ワタシの敬愛する詩人、西脇順三郎氏はソバが好きであった。しかし、彼によると「あの荒々しい粉をかためたひもを喰うのでなく、『さびしさ』を喰うのだ」ということである。
ワタシにとっても、ある種、おそばはそういう食品かも知れない。痩せ地の原野に生えるソバの実を思いながら食べるのが好き。都会の格式と値段の高いところで食べるのは好きではない。それだったら立ち食いソバの方がいいな。
ついでながら、ワタシがおそばを食べる理由のほとんどは、そば湯が飲みたいから、である。あの至福の時のためにそばつゆを節約しておそばを食べるワタシ。時々、和食のお店かなんかで、そば湯がない、とか言われることがあり、大ショックを受ける。(いったい何のために節約してきたと思ってんの!?)
それから、本来、ソバは日本酒と食すべきものなのだが、昼間っから飲んでるのも、いくら鬱々としていたってやりすぎだと思い、断念。(残念!)
西脇氏は、ソバは「水鶏のいるきたない池のそばで、枯れたハスの葉をみながら」食べるべきだと述べていらっしゃる。
とても師匠の域には達することができないが、近所の小さなそば屋でひっそりと食べた。本わさびが付いていて、持って帰っていいと言われた。おまけです、とお汁粉まで出してくれた。俄然うれしくなった。
やはり師匠の心境にはほど遠い。
posted by 種ともこ| 12:35 | コメント (3) | トラックバック (0) 2008年02月25日 (月)
去年の秋に茨城へ旅行へ行ったとき、
体験でそば打ちをしました。
そば打ちしても、普段手打ちそばを店で食べるの
と変わらないだろうと高をくくっていましたが、
打ったそばをとまっていたログハウスへ持ち帰って、
食べてみると、思っていた数倍おいしくて、
やみつきになりそうでした。
もちろん蕎麦湯も濃厚で(単に粉が多いからかもしれ
ないですが)、きっと種さんも気に入ると思います。
山びこの里という施設で体験しました。
ご家族で是非。
http://www.town.shirosato.ibaraki.jp/kankou_shisetsu/kankou/yamabiko02.html
投稿者 つつぞう : 2008年03月04日 03:26
種さんを鬱々とさせてしまうものは何なんでしょうね?花粉のせいもあるかも?
人生はまだまだこれから。今以上に辛いこともたくさんあるとおもいます。
私は、老人介護の仕事に勤めさせて頂いてますが、残り人生の限られている人がこられるわけですが、それぞれいろんな思いを持っておられます。この冬を越えられなっかた人もおられます。
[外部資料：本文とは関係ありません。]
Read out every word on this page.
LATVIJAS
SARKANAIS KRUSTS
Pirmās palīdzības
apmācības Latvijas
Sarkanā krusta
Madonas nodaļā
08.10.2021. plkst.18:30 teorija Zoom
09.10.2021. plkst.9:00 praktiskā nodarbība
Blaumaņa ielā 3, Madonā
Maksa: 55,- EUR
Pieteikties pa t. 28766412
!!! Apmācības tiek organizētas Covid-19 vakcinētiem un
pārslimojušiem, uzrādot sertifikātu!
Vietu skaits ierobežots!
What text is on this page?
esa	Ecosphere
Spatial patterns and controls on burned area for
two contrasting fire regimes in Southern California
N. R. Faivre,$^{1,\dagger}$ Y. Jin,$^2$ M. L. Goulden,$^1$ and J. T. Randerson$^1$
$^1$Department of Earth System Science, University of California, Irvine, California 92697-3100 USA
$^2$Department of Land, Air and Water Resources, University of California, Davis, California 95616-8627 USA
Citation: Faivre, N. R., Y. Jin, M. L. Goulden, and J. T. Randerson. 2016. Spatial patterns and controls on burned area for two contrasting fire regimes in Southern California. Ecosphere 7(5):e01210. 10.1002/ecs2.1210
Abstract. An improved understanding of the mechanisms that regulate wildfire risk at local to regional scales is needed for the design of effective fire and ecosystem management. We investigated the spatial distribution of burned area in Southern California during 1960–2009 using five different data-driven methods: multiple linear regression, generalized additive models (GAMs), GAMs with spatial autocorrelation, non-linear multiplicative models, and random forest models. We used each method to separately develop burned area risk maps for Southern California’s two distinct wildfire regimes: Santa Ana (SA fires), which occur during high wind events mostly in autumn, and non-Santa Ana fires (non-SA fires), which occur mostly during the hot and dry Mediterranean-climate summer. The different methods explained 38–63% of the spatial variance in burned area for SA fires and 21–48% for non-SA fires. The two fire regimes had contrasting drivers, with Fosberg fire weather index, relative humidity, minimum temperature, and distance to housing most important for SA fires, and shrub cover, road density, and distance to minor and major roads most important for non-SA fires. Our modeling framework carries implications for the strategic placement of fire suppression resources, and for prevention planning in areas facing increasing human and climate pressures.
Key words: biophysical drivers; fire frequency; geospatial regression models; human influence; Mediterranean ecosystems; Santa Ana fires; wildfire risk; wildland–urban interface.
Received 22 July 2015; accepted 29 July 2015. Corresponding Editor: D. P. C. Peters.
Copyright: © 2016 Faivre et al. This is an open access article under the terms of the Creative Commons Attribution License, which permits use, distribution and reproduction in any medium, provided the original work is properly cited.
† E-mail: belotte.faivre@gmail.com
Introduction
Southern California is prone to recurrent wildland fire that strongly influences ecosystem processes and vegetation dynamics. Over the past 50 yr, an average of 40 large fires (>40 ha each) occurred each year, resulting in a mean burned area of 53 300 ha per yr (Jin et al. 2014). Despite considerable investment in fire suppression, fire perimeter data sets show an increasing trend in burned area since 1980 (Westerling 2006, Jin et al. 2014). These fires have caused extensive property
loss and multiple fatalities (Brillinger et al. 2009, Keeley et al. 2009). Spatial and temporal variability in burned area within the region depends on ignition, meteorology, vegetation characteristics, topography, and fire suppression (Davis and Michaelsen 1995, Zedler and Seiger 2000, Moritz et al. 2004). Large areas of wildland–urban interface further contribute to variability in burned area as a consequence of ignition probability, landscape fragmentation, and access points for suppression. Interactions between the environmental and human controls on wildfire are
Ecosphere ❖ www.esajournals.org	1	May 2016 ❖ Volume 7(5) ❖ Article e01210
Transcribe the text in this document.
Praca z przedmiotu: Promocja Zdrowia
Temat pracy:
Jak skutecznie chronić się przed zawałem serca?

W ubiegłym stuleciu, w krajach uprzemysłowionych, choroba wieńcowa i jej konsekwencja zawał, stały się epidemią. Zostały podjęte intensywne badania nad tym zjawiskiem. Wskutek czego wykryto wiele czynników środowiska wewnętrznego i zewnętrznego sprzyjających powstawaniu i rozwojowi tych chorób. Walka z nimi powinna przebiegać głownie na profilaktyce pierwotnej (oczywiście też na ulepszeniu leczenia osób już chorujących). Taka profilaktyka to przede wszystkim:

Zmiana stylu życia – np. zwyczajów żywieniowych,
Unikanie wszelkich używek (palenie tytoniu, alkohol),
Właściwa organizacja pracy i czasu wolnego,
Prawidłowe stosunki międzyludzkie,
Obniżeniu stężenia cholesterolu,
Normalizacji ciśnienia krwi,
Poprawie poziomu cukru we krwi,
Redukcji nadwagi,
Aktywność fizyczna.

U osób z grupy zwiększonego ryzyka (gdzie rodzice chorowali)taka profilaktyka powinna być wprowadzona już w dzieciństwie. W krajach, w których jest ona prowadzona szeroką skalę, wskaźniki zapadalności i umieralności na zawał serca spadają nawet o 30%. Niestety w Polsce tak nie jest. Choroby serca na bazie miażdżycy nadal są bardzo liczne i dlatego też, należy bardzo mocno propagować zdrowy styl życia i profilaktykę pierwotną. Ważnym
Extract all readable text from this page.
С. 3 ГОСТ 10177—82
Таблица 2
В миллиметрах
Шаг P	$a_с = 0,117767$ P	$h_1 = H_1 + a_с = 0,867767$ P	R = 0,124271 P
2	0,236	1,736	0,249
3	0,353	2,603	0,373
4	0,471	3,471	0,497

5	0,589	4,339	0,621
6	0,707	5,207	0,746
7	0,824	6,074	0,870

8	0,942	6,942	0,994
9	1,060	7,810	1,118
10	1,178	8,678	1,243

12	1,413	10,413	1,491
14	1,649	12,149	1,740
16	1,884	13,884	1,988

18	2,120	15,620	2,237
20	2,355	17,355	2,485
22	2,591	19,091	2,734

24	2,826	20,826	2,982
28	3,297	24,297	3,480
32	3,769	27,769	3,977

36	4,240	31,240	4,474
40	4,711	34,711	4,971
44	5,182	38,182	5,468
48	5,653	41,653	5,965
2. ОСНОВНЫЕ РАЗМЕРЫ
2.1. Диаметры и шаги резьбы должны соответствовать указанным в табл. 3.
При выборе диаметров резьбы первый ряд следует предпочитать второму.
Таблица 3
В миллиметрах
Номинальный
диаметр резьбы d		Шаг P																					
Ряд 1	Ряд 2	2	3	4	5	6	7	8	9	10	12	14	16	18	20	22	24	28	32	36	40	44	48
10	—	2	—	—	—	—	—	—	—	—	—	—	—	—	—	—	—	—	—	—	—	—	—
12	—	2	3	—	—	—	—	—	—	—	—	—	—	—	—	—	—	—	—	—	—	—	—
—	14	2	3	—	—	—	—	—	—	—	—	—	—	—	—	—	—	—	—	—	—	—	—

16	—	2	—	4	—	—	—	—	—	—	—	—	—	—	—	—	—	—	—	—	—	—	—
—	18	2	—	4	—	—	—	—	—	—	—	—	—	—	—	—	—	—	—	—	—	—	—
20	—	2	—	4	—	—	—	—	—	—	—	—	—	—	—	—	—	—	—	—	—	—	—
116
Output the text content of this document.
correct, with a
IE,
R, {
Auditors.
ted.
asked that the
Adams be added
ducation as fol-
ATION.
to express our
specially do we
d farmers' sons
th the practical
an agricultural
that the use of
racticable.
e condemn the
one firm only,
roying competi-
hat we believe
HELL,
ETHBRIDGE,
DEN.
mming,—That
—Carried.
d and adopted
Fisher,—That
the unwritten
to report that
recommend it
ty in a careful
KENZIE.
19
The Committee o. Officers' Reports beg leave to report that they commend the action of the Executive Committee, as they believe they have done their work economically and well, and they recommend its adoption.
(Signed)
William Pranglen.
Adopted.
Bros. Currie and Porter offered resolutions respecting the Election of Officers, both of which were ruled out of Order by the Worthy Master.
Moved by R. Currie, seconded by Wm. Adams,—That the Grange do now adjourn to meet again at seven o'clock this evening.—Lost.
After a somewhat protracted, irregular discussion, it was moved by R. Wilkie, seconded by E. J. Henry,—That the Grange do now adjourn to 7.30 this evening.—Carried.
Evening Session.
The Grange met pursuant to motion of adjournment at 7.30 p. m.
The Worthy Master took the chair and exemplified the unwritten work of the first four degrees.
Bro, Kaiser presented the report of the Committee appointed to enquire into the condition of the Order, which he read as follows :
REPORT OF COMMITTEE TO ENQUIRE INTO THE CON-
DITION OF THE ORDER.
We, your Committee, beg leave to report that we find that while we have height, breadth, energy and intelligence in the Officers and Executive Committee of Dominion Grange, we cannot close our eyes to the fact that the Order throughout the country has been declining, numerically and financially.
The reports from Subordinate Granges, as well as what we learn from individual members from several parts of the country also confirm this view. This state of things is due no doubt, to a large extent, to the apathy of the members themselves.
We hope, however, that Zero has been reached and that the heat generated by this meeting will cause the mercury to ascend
人生は、いろいろあるんだと思います。自分の力では、どうにもならない時もあると思います。
そういう時は、無理をしないで肩の力を抜いて休息をとりましょう。「まだまだ先は長い。今以上の苦はある」と自分に言い聞かせています。
投稿者 バンビ : 2008年02月26日 15:02
蕎麦は、もっぱら立ち食いそばですが、普通の蕎麦屋に行く時は、利休庵というところに行っています。
これといって変わったところはないんですが、とりあえず美味いです。
寂しさを食らうというのでは、焼き鳥もその仲間に入ってしましそうな。
ラーメンの食べ方にはこだわりがあって、エネルギッシュに食うべし。美味いと思ったらスープまで飲み干すべし。というのがあります。
浪人のころ浅草で食べた蕎麦がおいしかったです。